In the coming decades we will see truly independent capital that will have the ability to mould the future in ways previously not available.
Wait, What? We Already Have That
Capital comes in many forms—financial, social, human, etc. We are often under the illusion that each form of capital is non-deterministic of its past. However, the value of capital is significantly influenced by its historical context, as well as factors such as market dynamics, innovation, and regulatory changes. For instance, technological advancements and policy shifts have historically altered the valuation of financial assets and social capital (Bourdieu, 1986; Putnam, 2000).
If the past exists and the capital was not created from nothing with the intention to be free, it's not independent.
Why Bitcoin Exists
While many collective innovations determined the path for BTC to become the world-stage asset that it is today, this also creates confusion about what it is and why it is where it is today. Bitcoin provides a way for capital to be independent of location, status, political belief, and age. One can get trapped in the details but it really is this simple. However, it is crucial to acknowledge the historical dependencies that shaped Bitcoin's development, such as cryptographic research and early adopters. Understanding these dependencies provides a more nuanced view of Bitcoin's independence (Nakamoto, 2008).
The Rails Don’t Matter
99% of the "thought leaders" within the crypto industry argue that BTC is a dead rock and that scaling a zk-rollup-powered Layer 2 will drive the next wave of innovation. These technical leaps forward do create value and are steps forward for society, but not at the scale of independent capital. These are the rails that provide independent capital a path. Technological advancements can significantly alter how capital is accessed and utilized, reshaping financial systems in profound ways (Jack & Suri, 2011).
What Does Matter?
From first principles, the rails do matter, but not immediately intuitively. The main factor is that incentive alignment is often misaligned from the outset. Independent capital cannot be created when it is funded. It sounds counterintuitive, but only without being accountable can you truly be free. However, this does not mean that accountability is without value. Accountability can foster trust and stability, which are essential for the sustained value of capital (Ostrom, 1990).

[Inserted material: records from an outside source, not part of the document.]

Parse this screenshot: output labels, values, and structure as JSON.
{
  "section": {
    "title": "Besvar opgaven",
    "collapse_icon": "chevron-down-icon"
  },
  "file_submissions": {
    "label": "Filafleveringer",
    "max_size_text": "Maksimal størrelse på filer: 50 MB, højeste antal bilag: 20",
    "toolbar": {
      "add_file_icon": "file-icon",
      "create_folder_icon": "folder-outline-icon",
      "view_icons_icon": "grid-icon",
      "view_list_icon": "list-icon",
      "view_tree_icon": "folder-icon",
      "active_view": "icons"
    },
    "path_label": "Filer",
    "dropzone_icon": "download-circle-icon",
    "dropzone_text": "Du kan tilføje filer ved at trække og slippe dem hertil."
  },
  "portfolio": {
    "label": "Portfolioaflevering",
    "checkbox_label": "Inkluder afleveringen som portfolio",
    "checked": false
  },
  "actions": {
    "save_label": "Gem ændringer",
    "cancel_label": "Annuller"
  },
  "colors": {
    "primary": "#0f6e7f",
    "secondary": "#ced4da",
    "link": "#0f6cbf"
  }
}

To Create Change, You Need Patience and Resources
You need to have the available resources when the time comes to shoot your shot. One major flaw with BTC is that its distribution is so widespread and no capital is reserved. Imagine if some well-aligned early contributors had 80% of the BTC, but the decisions to use that capital were able to be questioned only via the miners who contributed to the early stages of the network. This critique highlights the trade-offs between centralization and decentralization, and how different models of capital distribution can address various challenges while preserving the principles of decentralization (Buterin, 2014).